AGRESSÃO

“Dei um tapa para acalmar”, diz coronel aposentado após abordar suposta compra de votos em Joviânia

Uma abordagem feita por um coronel da reserva no munícipio de Joviânia, na manhã deste…

Uma abordagem feita por um coronel da reserva no munícipio de Joviânia, na manhã deste sábado (14), causou polêmica pelas circunstâncias em que ocorreu. Em um vídeo, é possível ver quando o coronel Romeu, ex-prefeito de Joviânia e irmão do candidato a prefeito Renim (MDB), aparece com uma arma de fogo em punho e agredindo um homem em uma abordagem que, segundo o militar da reserva, seria de flagrante de compra de votos.

Nas imagens, Romeu aparece gesticulando com a arma de fogo na mão, enquanto os homens abordados estão com as mãos na cabeça.
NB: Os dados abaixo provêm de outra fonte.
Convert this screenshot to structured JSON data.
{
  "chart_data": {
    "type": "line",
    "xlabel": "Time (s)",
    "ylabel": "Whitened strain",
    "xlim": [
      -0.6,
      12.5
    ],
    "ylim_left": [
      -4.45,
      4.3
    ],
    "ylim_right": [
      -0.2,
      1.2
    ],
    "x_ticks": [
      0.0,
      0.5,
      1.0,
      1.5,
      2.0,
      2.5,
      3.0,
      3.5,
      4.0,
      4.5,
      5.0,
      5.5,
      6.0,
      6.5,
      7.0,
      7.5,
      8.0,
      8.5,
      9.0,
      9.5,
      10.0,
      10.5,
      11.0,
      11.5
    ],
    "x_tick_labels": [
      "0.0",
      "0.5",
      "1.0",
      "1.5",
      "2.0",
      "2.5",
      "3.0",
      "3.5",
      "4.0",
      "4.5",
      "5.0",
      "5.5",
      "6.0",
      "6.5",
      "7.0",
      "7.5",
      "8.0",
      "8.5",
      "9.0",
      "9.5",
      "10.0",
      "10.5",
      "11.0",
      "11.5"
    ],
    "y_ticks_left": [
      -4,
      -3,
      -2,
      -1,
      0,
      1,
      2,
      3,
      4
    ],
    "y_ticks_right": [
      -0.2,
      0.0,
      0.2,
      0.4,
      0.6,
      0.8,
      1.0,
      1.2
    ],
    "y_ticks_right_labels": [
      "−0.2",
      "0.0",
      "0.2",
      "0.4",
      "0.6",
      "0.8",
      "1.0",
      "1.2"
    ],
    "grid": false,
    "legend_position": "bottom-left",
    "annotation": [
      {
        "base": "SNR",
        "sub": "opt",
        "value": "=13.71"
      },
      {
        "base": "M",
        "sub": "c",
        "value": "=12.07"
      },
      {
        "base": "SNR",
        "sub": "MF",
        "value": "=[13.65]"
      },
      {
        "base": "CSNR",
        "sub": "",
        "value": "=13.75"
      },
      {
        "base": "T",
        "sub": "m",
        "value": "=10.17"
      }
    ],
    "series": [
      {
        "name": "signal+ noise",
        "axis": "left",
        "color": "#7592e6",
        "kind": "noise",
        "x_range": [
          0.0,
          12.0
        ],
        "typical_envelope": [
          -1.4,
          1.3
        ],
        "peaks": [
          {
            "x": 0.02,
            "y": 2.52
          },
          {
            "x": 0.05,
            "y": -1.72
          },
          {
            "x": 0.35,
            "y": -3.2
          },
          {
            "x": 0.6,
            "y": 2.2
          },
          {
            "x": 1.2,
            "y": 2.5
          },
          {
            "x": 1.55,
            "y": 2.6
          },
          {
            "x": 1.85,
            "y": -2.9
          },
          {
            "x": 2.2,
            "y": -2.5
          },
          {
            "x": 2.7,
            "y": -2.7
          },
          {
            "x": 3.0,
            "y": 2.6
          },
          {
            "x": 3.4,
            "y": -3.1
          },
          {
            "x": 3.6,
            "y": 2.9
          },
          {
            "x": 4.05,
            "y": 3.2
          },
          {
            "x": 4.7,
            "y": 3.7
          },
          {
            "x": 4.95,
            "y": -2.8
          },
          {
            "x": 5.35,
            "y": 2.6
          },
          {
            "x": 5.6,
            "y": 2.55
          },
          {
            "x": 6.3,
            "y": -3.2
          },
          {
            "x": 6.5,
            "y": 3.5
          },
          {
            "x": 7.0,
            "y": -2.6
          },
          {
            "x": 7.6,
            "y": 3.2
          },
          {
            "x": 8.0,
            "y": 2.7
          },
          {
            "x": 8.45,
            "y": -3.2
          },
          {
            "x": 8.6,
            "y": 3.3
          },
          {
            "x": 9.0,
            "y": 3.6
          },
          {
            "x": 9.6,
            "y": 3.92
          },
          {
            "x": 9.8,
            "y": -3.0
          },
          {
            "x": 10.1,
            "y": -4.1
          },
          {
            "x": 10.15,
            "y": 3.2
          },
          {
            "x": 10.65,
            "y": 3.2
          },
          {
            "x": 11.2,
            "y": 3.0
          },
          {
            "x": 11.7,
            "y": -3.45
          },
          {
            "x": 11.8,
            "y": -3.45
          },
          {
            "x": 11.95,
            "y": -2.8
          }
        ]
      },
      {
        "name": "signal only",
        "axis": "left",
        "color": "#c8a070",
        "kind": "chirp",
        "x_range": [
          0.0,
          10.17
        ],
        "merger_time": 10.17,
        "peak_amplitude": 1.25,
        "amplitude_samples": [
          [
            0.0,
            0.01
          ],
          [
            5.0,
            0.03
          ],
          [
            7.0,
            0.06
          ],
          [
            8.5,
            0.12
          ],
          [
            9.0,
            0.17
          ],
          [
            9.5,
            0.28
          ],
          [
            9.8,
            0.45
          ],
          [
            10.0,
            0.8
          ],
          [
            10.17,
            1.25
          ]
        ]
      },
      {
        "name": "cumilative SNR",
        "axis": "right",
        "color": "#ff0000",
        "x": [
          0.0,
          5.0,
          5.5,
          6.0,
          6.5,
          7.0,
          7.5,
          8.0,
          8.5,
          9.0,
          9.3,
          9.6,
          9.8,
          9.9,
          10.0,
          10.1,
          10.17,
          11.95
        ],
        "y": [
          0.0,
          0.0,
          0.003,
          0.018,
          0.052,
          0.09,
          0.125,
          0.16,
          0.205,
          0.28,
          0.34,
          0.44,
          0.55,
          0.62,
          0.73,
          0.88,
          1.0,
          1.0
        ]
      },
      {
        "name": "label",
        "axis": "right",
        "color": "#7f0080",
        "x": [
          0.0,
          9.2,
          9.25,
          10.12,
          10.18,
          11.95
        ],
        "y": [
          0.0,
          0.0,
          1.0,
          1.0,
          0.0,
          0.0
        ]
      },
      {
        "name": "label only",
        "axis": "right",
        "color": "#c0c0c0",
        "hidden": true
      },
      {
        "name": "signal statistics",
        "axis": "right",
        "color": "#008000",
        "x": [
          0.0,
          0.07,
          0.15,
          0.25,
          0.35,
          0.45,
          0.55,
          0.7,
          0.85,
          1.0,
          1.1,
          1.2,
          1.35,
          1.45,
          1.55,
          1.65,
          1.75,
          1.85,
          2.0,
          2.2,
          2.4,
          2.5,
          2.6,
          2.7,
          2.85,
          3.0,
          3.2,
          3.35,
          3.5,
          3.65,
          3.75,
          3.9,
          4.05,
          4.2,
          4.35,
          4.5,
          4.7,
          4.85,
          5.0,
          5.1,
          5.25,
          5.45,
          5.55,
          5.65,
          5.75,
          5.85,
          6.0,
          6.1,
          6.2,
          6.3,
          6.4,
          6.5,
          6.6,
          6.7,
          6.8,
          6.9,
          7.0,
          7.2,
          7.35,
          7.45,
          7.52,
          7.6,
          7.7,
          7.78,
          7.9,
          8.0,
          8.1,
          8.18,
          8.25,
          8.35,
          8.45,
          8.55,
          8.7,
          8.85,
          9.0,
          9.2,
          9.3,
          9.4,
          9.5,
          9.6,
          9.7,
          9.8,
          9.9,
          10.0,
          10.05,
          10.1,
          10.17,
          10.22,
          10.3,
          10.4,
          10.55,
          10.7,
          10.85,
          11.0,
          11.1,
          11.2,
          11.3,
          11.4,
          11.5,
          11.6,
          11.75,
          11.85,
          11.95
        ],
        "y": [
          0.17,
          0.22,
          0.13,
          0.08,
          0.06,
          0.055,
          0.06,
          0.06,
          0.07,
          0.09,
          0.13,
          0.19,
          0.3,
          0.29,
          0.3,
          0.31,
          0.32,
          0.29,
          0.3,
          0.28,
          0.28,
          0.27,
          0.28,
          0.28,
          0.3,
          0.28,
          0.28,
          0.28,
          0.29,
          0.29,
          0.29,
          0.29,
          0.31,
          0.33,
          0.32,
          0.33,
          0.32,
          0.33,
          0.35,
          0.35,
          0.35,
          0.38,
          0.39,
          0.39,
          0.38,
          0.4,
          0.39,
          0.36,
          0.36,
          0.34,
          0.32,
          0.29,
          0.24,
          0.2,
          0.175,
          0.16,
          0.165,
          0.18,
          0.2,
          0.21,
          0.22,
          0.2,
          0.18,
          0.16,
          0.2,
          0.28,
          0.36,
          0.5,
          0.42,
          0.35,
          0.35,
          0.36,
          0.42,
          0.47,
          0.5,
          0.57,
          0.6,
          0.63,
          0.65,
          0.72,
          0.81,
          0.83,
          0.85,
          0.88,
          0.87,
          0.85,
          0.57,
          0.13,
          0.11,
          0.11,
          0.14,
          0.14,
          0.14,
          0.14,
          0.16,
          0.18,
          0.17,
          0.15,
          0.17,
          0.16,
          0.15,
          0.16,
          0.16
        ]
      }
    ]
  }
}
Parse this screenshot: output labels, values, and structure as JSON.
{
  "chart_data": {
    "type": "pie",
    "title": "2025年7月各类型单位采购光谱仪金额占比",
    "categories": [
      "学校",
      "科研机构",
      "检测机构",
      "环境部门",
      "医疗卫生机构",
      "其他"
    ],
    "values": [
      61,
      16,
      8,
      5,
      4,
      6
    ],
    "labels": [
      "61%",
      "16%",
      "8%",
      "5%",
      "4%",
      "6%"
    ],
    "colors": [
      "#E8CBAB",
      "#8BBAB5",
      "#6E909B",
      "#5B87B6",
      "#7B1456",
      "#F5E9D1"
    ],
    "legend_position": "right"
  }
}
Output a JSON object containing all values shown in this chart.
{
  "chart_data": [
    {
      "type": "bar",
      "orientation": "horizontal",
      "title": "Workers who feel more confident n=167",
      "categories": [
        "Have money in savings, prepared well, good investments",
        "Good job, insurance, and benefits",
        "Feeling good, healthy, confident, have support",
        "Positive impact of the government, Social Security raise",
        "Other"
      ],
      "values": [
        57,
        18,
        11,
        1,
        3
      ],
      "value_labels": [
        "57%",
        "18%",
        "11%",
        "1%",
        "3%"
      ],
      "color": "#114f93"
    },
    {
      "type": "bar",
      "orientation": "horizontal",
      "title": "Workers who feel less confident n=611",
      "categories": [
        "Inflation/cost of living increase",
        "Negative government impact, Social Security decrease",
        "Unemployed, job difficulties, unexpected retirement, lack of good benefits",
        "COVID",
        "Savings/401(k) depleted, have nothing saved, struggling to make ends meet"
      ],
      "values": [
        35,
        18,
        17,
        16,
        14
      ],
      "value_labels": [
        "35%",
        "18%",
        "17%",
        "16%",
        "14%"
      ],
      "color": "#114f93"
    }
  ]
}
Ao fundo, é possível ver outros dois indivíduos, aparentemente, revistando um veículo.

Em um determinado momento, Romeu agride um dos homens que havia sido abordado com um tapa no rosto e um empurrão.

Veja abaixo:

Em um vídeo divulgado nas redes, o coronel comenta o caso, que teria acontecido na Vila Mutirão, em Joviânia, e afirma que realizou a abordagem ao flagrar um esquema de compra ilegal de votos, efetuando uma prisão em flagrante. “Primeiro ele me agrediu e depois dei um tapa nele, pra ele acalmar”, diz sobre a agressão.

No entanto, conforme o registro de ocorrência da Polícia Militar, nenhuma prisão em flagrante foi registrada. Já sobre a agressão, não é possível ver no vídeo o momento em que Romeu é agredido, conforme alegado por ele.

Perseguição e intimidação

Ao Mais Goiás, um moradora de Joviânia conta que, por ser irmão de um candidato a prefeito, o coronel Romeu tem usado de sua autoridade como militar para intimidar, perseguir e ameaçar eleitores e a equipe dos rivais.

No caso registrado em vídeo, a mulher conta que não houve flagrante de compra de votos e que a versão teria sido contada pelo militar como justificativa para a cena de truculência.

“Ele abordou o nosso pessoal, já com a arma na mão, acusando de compra de voto, sendo que nosso pessoal estava só conversando com um amigo, eleitor nosso. Ele fez todo mundo descer do carro com as mãos pra cima e o pessoal que estava com ele revistou o carro do nosso pessoal e não achou nada”, conta.

A reportagem entrou em contato com a Polícia Militar sobre o caso, mas ainda não obteve um retorno. O Mais Goiás não conseguiu contato com o coronel Romeu. O espaço permanece aberto.